14 mars 2024 - 03:00
Mission Unitaînés
Éloge et… critique?
Par: Martin Bourassa
Martin Bourrassa

Martin Bourrassa

Faire l’unanimité en 2024 n’est pas donné à tout le monde ni à tous les projets. On dirait qu’il se trouve toujours quelqu’un quelque part pour critiquer, rouspéter ou nuancer, même à travers un concert d’éloges. On en a eu la preuve avec la présentation du projet Mission Unitaînés à Saint-Hyacinthe.

Pour rappel, sachez que Saint-Hyacinthe fait partie des dix municipalités qui auront la chance, oui la chance, d’accueillir l’un des 10 immeubles en tout point identiques de 100 appartements chacun destiné aux aînés à faible revenu.

Du logement abordable mur à mur garanti avec un loyer mensuel sous la barre des 600 $ pour un studio et 900 $ pour un logement deux chambres, chauffage, électricité et Internet inclus. C’est quelque chose de réaliser qu’un appartement 4 et demie étiqueté « abordable » sera offert autour de 1000 $ par mois dans deux ans, mais on ne crachera pas là- dessus à la Ville de Saint-Hyacinthe. C’est inespéré, sérieux et en prime porté par un esprit de bienveillance.

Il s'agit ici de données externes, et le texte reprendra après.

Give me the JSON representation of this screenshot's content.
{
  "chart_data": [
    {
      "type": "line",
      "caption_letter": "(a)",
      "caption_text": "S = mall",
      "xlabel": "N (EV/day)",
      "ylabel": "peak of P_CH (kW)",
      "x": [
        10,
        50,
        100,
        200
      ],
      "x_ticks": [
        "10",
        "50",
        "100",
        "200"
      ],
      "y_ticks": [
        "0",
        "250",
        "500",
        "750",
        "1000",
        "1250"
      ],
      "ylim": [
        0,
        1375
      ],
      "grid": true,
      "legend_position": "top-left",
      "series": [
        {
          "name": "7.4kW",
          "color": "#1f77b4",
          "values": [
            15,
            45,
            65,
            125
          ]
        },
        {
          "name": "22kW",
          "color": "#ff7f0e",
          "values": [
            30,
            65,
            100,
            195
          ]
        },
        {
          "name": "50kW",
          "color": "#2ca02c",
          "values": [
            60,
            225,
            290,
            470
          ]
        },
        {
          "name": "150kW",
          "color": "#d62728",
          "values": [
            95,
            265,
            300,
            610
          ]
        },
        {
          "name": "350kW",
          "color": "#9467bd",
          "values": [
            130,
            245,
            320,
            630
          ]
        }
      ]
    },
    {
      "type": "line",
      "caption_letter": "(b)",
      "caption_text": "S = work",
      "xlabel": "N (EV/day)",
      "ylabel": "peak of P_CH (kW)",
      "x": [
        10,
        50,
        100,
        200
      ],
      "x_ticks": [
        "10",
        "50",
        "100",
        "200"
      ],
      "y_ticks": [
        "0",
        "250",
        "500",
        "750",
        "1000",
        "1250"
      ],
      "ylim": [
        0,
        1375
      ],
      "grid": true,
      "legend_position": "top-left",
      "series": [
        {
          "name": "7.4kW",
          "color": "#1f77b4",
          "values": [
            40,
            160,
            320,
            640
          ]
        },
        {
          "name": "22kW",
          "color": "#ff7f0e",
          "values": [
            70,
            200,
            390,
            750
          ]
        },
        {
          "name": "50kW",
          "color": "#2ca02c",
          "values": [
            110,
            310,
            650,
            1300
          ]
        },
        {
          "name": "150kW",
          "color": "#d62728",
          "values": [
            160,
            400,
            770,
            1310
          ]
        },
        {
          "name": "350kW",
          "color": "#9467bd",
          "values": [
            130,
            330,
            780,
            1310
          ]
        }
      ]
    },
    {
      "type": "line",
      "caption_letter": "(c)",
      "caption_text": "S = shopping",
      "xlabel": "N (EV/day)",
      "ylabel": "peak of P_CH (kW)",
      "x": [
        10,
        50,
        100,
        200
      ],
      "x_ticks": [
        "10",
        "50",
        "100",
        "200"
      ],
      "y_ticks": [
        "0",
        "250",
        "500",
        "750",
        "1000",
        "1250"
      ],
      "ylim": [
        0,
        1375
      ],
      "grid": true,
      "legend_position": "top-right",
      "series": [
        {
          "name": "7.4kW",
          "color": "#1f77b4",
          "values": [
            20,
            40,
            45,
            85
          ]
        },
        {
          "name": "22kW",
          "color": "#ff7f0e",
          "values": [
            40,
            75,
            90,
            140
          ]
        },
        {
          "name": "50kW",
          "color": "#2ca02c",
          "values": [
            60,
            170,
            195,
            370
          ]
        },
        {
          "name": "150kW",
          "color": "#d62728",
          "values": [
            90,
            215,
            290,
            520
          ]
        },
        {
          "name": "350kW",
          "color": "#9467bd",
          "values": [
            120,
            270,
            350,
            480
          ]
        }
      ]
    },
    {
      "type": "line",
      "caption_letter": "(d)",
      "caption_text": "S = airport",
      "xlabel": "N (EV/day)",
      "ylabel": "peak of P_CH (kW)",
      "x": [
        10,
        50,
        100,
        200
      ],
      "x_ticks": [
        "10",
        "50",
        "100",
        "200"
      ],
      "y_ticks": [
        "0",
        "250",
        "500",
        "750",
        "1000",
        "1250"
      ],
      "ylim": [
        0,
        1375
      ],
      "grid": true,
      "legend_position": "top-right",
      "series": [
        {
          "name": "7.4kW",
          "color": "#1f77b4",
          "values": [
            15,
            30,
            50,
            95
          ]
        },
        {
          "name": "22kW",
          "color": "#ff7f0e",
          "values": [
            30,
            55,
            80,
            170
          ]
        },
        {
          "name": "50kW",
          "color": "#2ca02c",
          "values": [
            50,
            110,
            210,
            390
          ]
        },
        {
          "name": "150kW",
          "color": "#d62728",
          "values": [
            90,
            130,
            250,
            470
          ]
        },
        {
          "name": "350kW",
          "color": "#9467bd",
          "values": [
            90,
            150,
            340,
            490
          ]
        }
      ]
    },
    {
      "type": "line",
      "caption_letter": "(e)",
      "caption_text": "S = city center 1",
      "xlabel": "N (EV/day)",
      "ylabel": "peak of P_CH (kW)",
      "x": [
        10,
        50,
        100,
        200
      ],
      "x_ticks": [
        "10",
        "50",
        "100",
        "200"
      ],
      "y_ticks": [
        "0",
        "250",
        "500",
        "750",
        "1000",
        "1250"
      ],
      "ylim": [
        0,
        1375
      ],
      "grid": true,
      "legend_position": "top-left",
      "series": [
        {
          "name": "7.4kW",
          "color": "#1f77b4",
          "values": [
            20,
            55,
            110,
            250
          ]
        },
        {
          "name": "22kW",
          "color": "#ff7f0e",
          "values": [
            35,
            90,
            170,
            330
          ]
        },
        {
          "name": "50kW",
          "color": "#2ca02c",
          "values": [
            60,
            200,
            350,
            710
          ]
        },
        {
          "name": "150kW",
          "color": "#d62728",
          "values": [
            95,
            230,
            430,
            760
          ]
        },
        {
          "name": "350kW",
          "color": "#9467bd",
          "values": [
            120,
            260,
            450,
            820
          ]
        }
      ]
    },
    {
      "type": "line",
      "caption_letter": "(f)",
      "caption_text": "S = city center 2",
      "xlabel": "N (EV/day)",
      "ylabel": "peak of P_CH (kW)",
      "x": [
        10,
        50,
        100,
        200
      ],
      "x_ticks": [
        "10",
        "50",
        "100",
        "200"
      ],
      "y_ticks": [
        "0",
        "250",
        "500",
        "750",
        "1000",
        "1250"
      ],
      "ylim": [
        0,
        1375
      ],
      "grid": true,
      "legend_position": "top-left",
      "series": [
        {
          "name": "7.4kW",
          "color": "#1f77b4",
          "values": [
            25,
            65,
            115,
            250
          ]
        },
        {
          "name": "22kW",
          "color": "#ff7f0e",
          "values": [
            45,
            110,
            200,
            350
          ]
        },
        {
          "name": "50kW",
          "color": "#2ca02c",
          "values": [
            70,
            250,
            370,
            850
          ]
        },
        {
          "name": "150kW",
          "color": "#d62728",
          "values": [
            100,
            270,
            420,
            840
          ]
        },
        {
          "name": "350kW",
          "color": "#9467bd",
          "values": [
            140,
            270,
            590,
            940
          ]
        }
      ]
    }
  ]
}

Il s’agit d’un concept philanthropique élaboré et développé par Luc Maurice, le richissime fondateur du Groupe Maurice, connu pour ses résidences pour personnes âgées. L’une de ses plus récentes réalisations, la résidence Cibèle de 362 appartements sur 14 étages, est en voie d’être complétée sur le boulevard Casavant. Si cette dernière ne rime pas forcément avec logement abordable, il est permis de penser que sans la présence du Cibèle, jamais nous n’aurions été ciblés par la Mission Unitaînés. Nul doute que le canal de communication établi entre la Ville et le promoteur pour le développement du complexe en construction a facilité les pourparlers.

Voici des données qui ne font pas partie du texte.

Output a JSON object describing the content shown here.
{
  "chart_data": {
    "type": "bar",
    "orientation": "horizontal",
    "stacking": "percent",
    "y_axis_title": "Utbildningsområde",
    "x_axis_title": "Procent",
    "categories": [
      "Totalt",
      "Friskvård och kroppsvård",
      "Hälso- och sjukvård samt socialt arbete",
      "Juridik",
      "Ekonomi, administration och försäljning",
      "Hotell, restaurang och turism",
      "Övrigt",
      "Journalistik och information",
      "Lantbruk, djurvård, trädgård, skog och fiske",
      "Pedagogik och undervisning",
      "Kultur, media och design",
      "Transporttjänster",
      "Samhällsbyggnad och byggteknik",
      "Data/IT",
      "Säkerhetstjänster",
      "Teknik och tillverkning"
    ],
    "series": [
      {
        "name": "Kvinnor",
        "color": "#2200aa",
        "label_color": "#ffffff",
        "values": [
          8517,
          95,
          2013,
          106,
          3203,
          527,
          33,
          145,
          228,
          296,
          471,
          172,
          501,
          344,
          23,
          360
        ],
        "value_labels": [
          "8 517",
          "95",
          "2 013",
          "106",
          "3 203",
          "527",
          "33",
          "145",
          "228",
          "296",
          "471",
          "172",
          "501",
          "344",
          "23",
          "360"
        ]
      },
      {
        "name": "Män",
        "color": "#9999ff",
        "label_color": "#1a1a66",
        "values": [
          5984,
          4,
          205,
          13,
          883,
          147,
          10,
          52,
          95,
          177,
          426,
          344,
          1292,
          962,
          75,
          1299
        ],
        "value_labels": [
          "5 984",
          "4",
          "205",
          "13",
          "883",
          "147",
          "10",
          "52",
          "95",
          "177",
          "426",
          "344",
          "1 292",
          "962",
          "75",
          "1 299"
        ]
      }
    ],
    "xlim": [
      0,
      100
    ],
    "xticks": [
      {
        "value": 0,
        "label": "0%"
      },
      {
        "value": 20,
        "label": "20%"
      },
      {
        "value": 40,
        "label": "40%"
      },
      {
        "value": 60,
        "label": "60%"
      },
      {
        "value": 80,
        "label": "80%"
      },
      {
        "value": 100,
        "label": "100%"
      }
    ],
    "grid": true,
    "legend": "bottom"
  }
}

Au point de convaincre la Ville de céder gratuitement le terrain de l’ancien Pavillon Desjardins de la Médiathèque maskoutaine et d’assumer les coûts de raccordement de l’immeuble. La contribution municipale est estimée à 3,5 M$ sur un projet total de 23,5 M$. La construction du complexe Unitaînés, dont la mise en chantier débutera le mois prochain, devrait durer deux ans. Et il aura comme voisin immédiat un autre complexe de 79 unités de logement abordable dont la construction était prévue pour cette année dans l’ancien pavillon principal de la Médiathèque. On apprend entre les branches que ce projet piloté depuis 2021 par Habitations Maska devrait débloquer prochainement. Autre bonne nouvelle.

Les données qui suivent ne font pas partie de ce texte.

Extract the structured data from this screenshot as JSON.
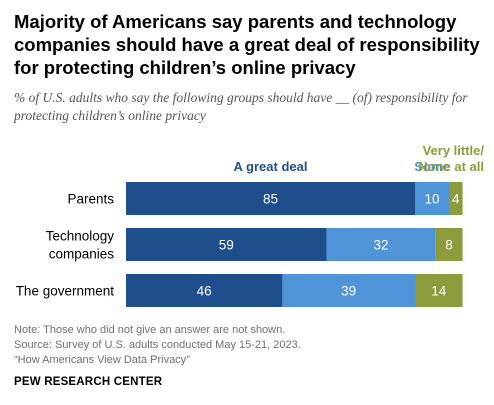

Mais revenons à nos moutons. En voulant apporter une partie de réponse rapide à un problème de société urgent et qui prend de l’ampleur, Mission Unitaînés sort des sentiers battus. Un peu trop au goût du Front d’action populaire en réaménagement urbain (FRAPRU), un regroupement national pour le droit au logement, dont la priorité d’action est le logement social. L’organisme n’a pas tardé à exprimer des réserves, même que son communiqué nous est arrivé plus rapidement que celui de la Ville de Saint-Hyacinthe se félicitant de ce partenariat.

Dans sa critique émanant du champ gauche, le FRAPRU émet des mises en garde. Selon le regroupement, compter sur de tels partenariats publics-privés pour réaliser et financer des logements sociaux comporte « plusieurs dangers ».

Il craint que cette façon de faire serve de modèle à suivre. « Veut-on réellement se rendre dépendant du bon vouloir des philanthropes pour financer un programme social, surtout si c’est pour loger décemment les aînés les plus pauvres? » demande le regroupement, tout en convenant que la cession de 1000 logements pour du logement social à des offices et des OSBL d’habitation est une bonne nouvelle.

Le FRAPRU estime que ce sont plutôt des programmes gouvernementaux dédiés au logement social et financés adéquatement, dont un programme de logements publics et des objectifs clairs de développement, qui s’imposent pour s’attaquer au problème de la pénurie persistante de logements sociaux.

Mais quand je regarde le budget du Québec et l’état des finances publiques, je me dis que nos gouvernements n’y arriveront pas seuls. Selon la Société canadienne d’hypothèques et de logement, il faudra construire plus d’un million de logements d’ici 2030 pour ramener un semblant d’abordabilité dans le marché locatif au Québec. Toute aide extérieure est donc la bienvenue, surtout si elle vient avec de nobles intentions. Les philanthropes comme Luc Maurice, il faudrait en cloner. Pas les écœurer.